Not sure if this is the reason why the containers on port 80 / 443 don’t come up.
Thanks.
This is a known issue in v1.1.0-dev1, which will be addressed in our next release. https://github.com/rancher/rancher/issues/4733
Could you please try shutting down your nodes and restarting them with the previous official release?
# remove all containers
$ docker rm -f $(docker ps -a -q)
# launch rancher server
$ ./rancher-ha.sh rancher/server:v1.0.1
Thanks @LLParse that made it. It took me only 1 day but I am up and running now
I what happened is that I launched the script creation container with the v1.0.1 version specified (per the manual) but then the manual doesn’t say to launch the script with an image version. Looking at the script:
IMAGE=$1
if [ "$IMAGE" = "" ]; then
IMAGE=rancher/server
fi
I guess it just downloaded the latest on the HA nodes (and hence the problems).

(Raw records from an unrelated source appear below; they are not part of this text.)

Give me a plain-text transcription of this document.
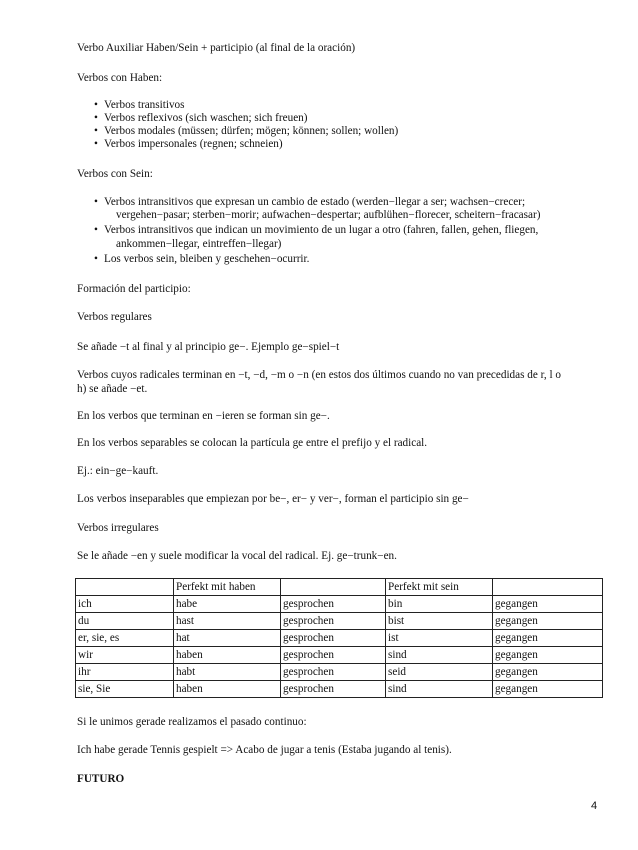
Verbo Auxiliar Haben/Sein + participio (al final de la oración)
Verbos con Haben:
• Verbos transitivos
• Verbos reflexivos (sich waschen; sich freuen)
• Verbos modales (müssen; dürfen; mögen; können; sollen; wollen)
• Verbos impersonales (regnen; schneien)
Verbos con Sein:
• Verbos intransitivos que expresan un cambio de estado (werden−llegar a ser; wachsen−crecer;
vergehen−pasar; sterben−morir; aufwachen−despertar; aufblühen−florecer, scheitern−fracasar)
• Verbos intransitivos que indican un movimiento de un lugar a otro (fahren, fallen, gehen, fliegen,
ankommen−llegar, eintreffen−llegar)
• Los verbos sein, bleiben y geschehen−ocurrir.
Formación del participio:
Verbos regulares
Se añade −t al final y al principio ge−. Ejemplo ge−spiel−t
Verbos cuyos radicales terminan en −t, −d, −m o −n (en estos dos últimos cuando no van precedidas de r, l o
h) se añade −et.
En los verbos que terminan en −ieren se forman sin ge−.
En los verbos separables se colocan la partícula ge entre el prefijo y el radical.
Ej.: ein−ge−kauft.
Los verbos inseparables que empiezan por be−, er− y ver−, forman el participio sin ge−
Verbos irregulares
Se le añade −en y suele modificar la vocal del radical. Ej. ge−trunk−en.
	Perfekt mit haben		Perfekt mit sein	
ich	habe	gesprochen	bin	gegangen
du	hast	gesprochen	bist	gegangen
er, sie, es	hat	gesprochen	ist	gegangen
wir	haben	gesprochen	sind	gegangen
ihr	habt	gesprochen	seid	gegangen
sie, Sie	haben	gesprochen	sind	gegangen
Si le unimos gerade realizamos el pasado continuo:
Ich habe gerade Tennis gespielt => Acabo de jugar a tenis (Estaba jugando al tenis).
FUTURO
4
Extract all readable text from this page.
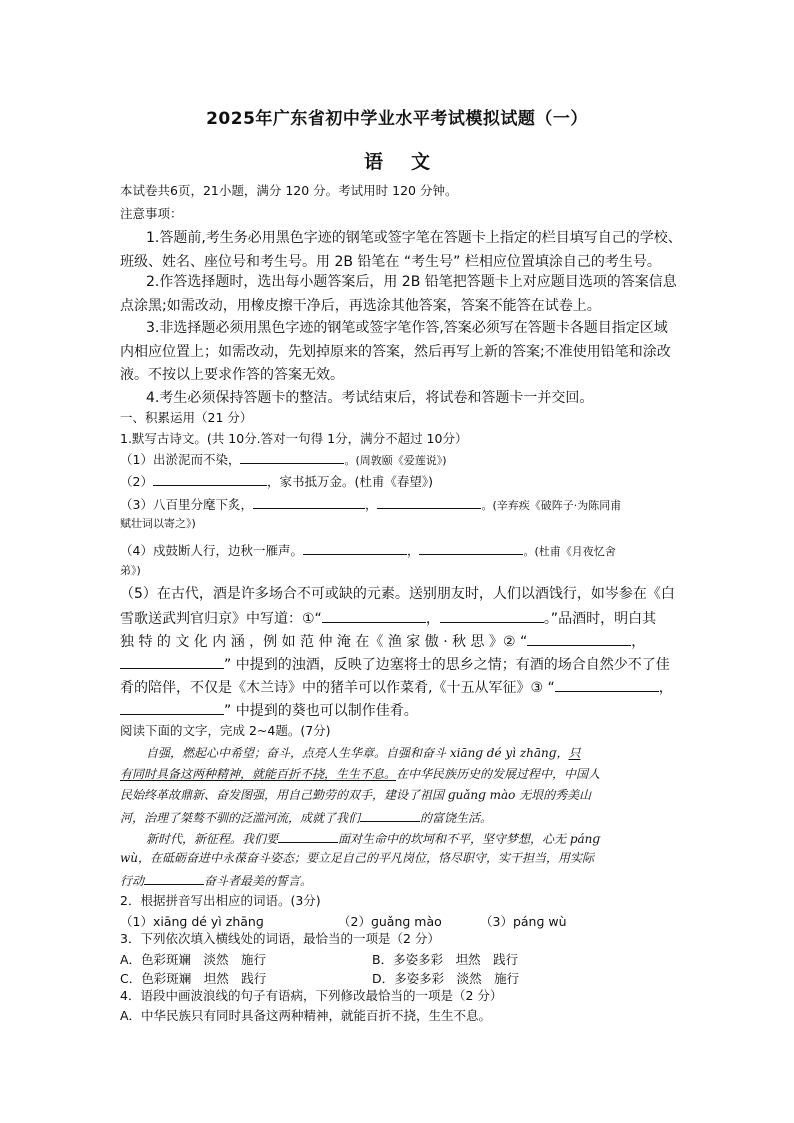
2025年广东省初中学业水平考试模拟试题（一）
语 文
本试卷共6页，21小题，满分 120 分。考试用时 120 分钟。
注意事项：
1.答题前,考生务必用黑色字迹的钢笔或签字笔在答题卡上指定的栏目填写自己的学校、
班级、姓名、座位号和考生号。用 2B 铅笔在 “考生号” 栏相应位置填涂自己的考生号。
2.作答选择题时，选出每小题答案后，用 2B 铅笔把答题卡上对应题目选项的答案信息
点涂黑;如需改动，用橡皮擦干净后，再选涂其他答案，答案不能答在试卷上。
3.非选择题必须用黑色字迹的钢笔或签字笔作答,答案必须写在答题卡各题目指定区域
内相应位置上；如需改动，先划掉原来的答案，然后再写上新的答案;不准使用铅笔和涂改
液。不按以上要求作答的答案无效。
4.考生必须保持答题卡的整洁。考试结束后，将试卷和答题卡一并交回。
一、积累运用（21 分）
1.默写古诗文。(共 10分.答对一句得 1分，满分不超过 10分）
（1）出淤泥而不染，	。(周敦颐《爱莲说》)
（2）	，家书抵万金。(杜甫《春望》)
（3）八百里分麾下炙，	，	。(辛弃疾《破阵子·为陈同甫
赋壮词以寄之》)
（4）戍鼓断人行，边秋一雁声。	，	。(杜甫《月夜忆舍
弟》)
（5）在古代，酒是许多场合不可或缺的元素。送别朋友时，人们以酒饯行，如岑参在《白
雪歌送武判官归京》中写道：①“	，	。”品酒时，明白其
独 特 的 文 化 内 涵 ，例 如 范 仲 淹 在《 渔 家 傲 · 秋 思 》② “	，
” 中提到的浊酒，反映了边塞将士的思乡之情；有酒的场合自然少不了佳
肴的陪伴，不仅是《木兰诗》中的猪羊可以作菜肴,《十五从军征》③ “	，
” 中提到的葵也可以制作佳肴。
阅读下面的文字，完成 2~4题。(7分)
自强，燃起心中希望；奋斗，点亮人生华章。自强和奋斗 xiānɡ dé yì zhānɡ，只
有同时具备这两种精神，就能百折不挠，生生不息。在中华民族历史的发展过程中，中国人
民始终革故鼎新、奋发图强，用自己勤劳的双手，建设了祖国 ɡuǎnɡ mào 无垠的秀美山
河，治理了桀骜不驯的泛滥河流，成就了我们	的富饶生活。
新时代，新征程。我们要	面对生命中的坎坷和不平，坚守梦想，心无 pánɡ
wù，在砥砺奋进中永葆奋斗姿态；要立足自己的平凡岗位，恪尽职守，实干担当，用实际
行动	奋斗者最美的誓言。
2．根据拼音写出相应的词语。(3分)
（1）xiānɡ dé yì zhānɡ	（2）ɡuǎnɡ mào	（3）pánɡ wù
3．下列依次填入横线处的词语，最恰当的一项是（2 分）
A．色彩斑斓　淡然　施行	B．多姿多彩　坦然　践行
C．色彩斑斓　坦然　践行	D．多姿多彩　淡然　施行
4．语段中画波浪线的句子有语病，下列修改最恰当的一项是（2 分）
A．中华民族只有同时具备这两种精神，就能百折不挠，生生不息。
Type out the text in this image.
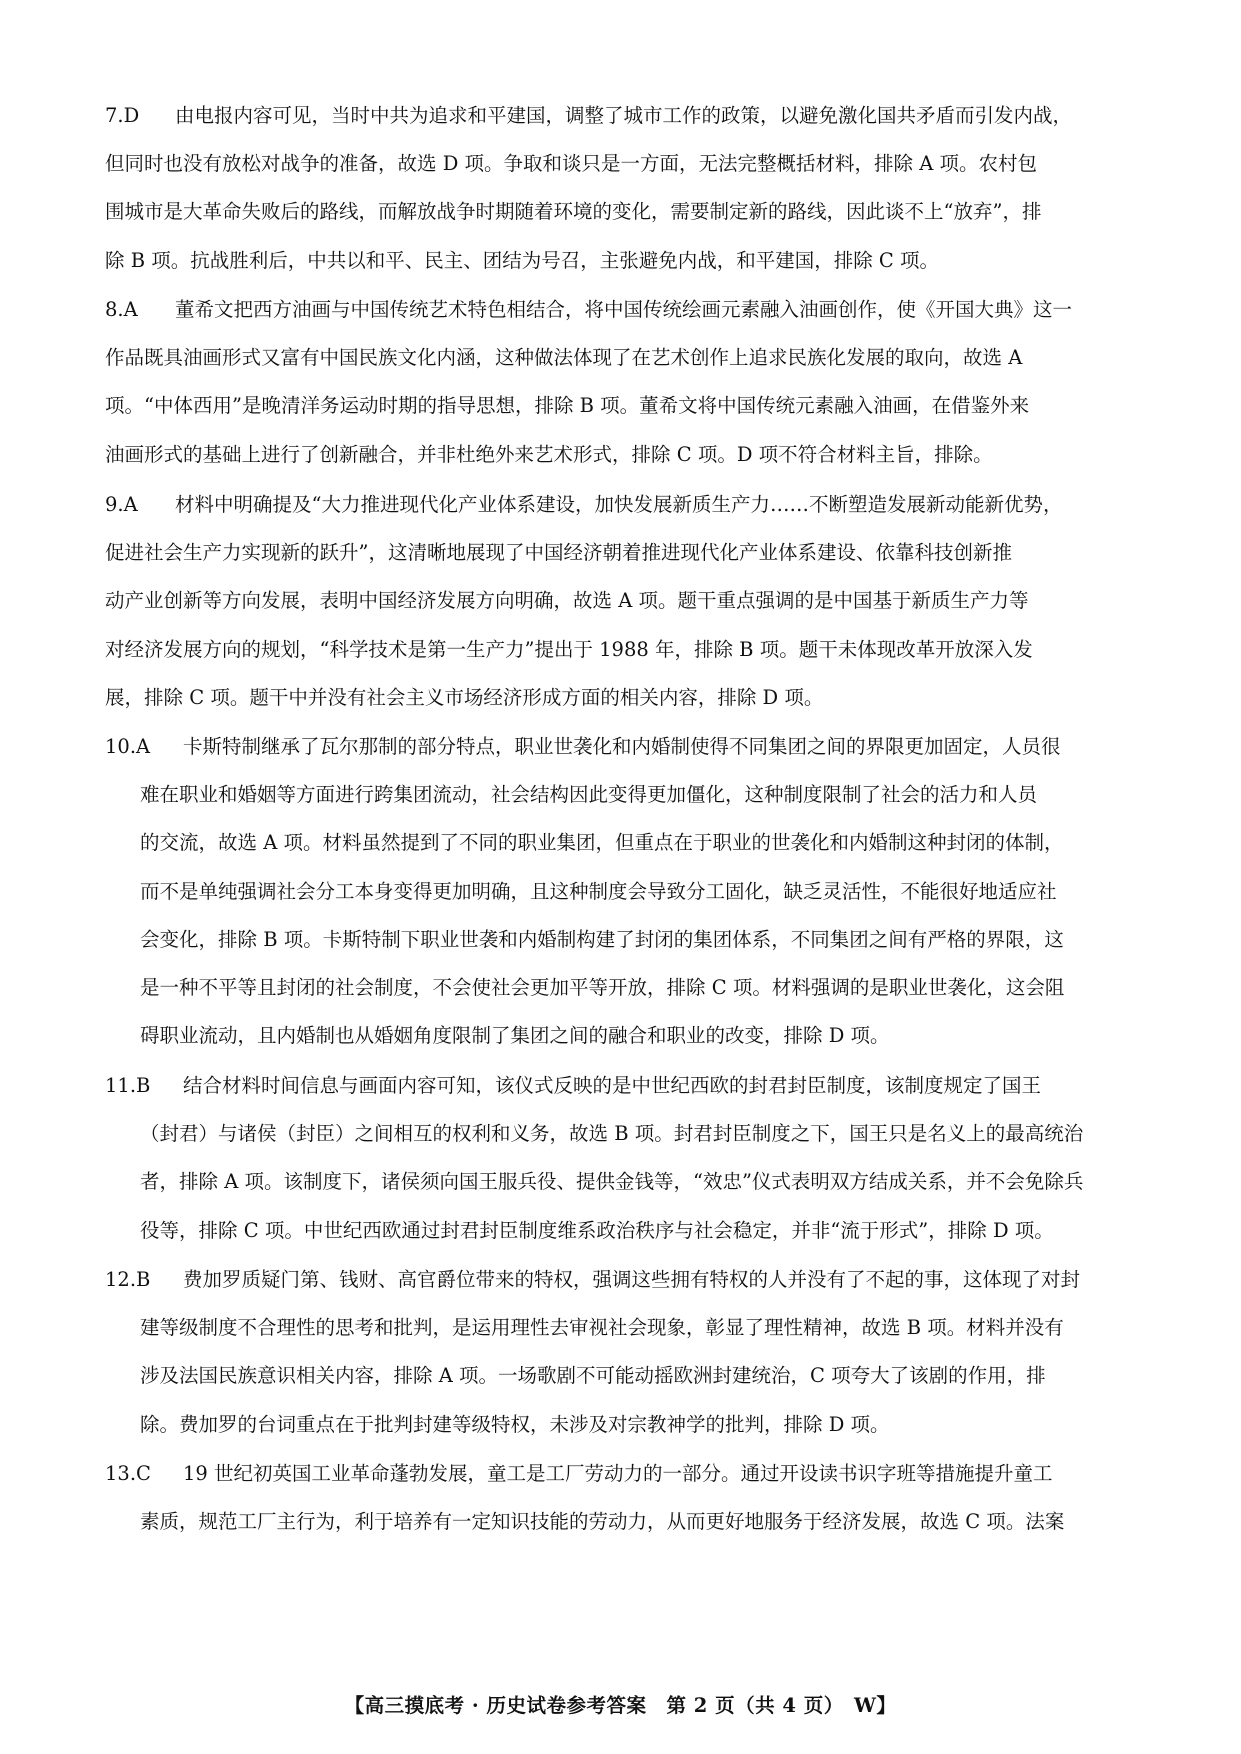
7.D 由电报内容可见，当时中共为追求和平建国，调整了城市工作的政策，以避免激化国共矛盾而引发内战，
但同时也没有放松对战争的准备，故选 D 项。争取和谈只是一方面，无法完整概括材料，排除 A 项。农村包
围城市是大革命失败后的路线，而解放战争时期随着环境的变化，需要制定新的路线，因此谈不上“放弃”，排
除 B 项。抗战胜利后，中共以和平、民主、团结为号召，主张避免内战，和平建国，排除 C 项。
8.A 董希文把西方油画与中国传统艺术特色相结合，将中国传统绘画元素融入油画创作，使《开国大典》这一
作品既具油画形式又富有中国民族文化内涵，这种做法体现了在艺术创作上追求民族化发展的取向，故选 A
项。“中体西用”是晚清洋务运动时期的指导思想，排除 B 项。董希文将中国传统元素融入油画，在借鉴外来
油画形式的基础上进行了创新融合，并非杜绝外来艺术形式，排除 C 项。D 项不符合材料主旨，排除。
9.A 材料中明确提及“大力推进现代化产业体系建设，加快发展新质生产力……不断塑造发展新动能新优势，
促进社会生产力实现新的跃升”，这清晰地展现了中国经济朝着推进现代化产业体系建设、依靠科技创新推
动产业创新等方向发展，表明中国经济发展方向明确，故选 A 项。题干重点强调的是中国基于新质生产力等
对经济发展方向的规划，“科学技术是第一生产力”提出于 1988 年，排除 B 项。题干未体现改革开放深入发
展，排除 C 项。题干中并没有社会主义市场经济形成方面的相关内容，排除 D 项。
10.A 卡斯特制继承了瓦尔那制的部分特点，职业世袭化和内婚制使得不同集团之间的界限更加固定，人员很
难在职业和婚姻等方面进行跨集团流动，社会结构因此变得更加僵化，这种制度限制了社会的活力和人员
的交流，故选 A 项。材料虽然提到了不同的职业集团，但重点在于职业的世袭化和内婚制这种封闭的体制，
而不是单纯强调社会分工本身变得更加明确，且这种制度会导致分工固化，缺乏灵活性，不能很好地适应社
会变化，排除 B 项。卡斯特制下职业世袭和内婚制构建了封闭的集团体系，不同集团之间有严格的界限，这
是一种不平等且封闭的社会制度，不会使社会更加平等开放，排除 C 项。材料强调的是职业世袭化，这会阻
碍职业流动，且内婚制也从婚姻角度限制了集团之间的融合和职业的改变，排除 D 项。
11.B 结合材料时间信息与画面内容可知，该仪式反映的是中世纪西欧的封君封臣制度，该制度规定了国王
（封君）与诸侯（封臣）之间相互的权利和义务，故选 B 项。封君封臣制度之下，国王只是名义上的最高统治
者，排除 A 项。该制度下，诸侯须向国王服兵役、提供金钱等，“效忠”仪式表明双方结成关系，并不会免除兵
役等，排除 C 项。中世纪西欧通过封君封臣制度维系政治秩序与社会稳定，并非“流于形式”，排除 D 项。
12.B 费加罗质疑门第、钱财、高官爵位带来的特权，强调这些拥有特权的人并没有了不起的事，这体现了对封
建等级制度不合理性的思考和批判，是运用理性去审视社会现象，彰显了理性精神，故选 B 项。材料并没有
涉及法国民族意识相关内容，排除 A 项。一场歌剧不可能动摇欧洲封建统治，C 项夸大了该剧的作用，排
除。费加罗的台词重点在于批判封建等级特权，未涉及对宗教神学的批判，排除 D 项。
13.C 19 世纪初英国工业革命蓬勃发展，童工是工厂劳动力的一部分。通过开设读书识字班等措施提升童工
素质，规范工厂主行为，利于培养有一定知识技能的劳动力，从而更好地服务于经济发展，故选 C 项。法案
【高三摸底考 · 历史试卷参考答案　第 2 页（共 4 页）　W】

I suggest you fix the documentation to have users to launch “./rancher-ha.sh rancher/server:v1.0.1”
Thanks.
Glad you got it working!
As far as updating the docs, that is a good suggestion, thanks. We are releasing a new version soon and will address this.
I am struggling with this as well. See my post here: Assistance needed on setting up HA when using AWS AutoScaling groups for hosts
I have it working correctly, but it now says my certificate is invalid.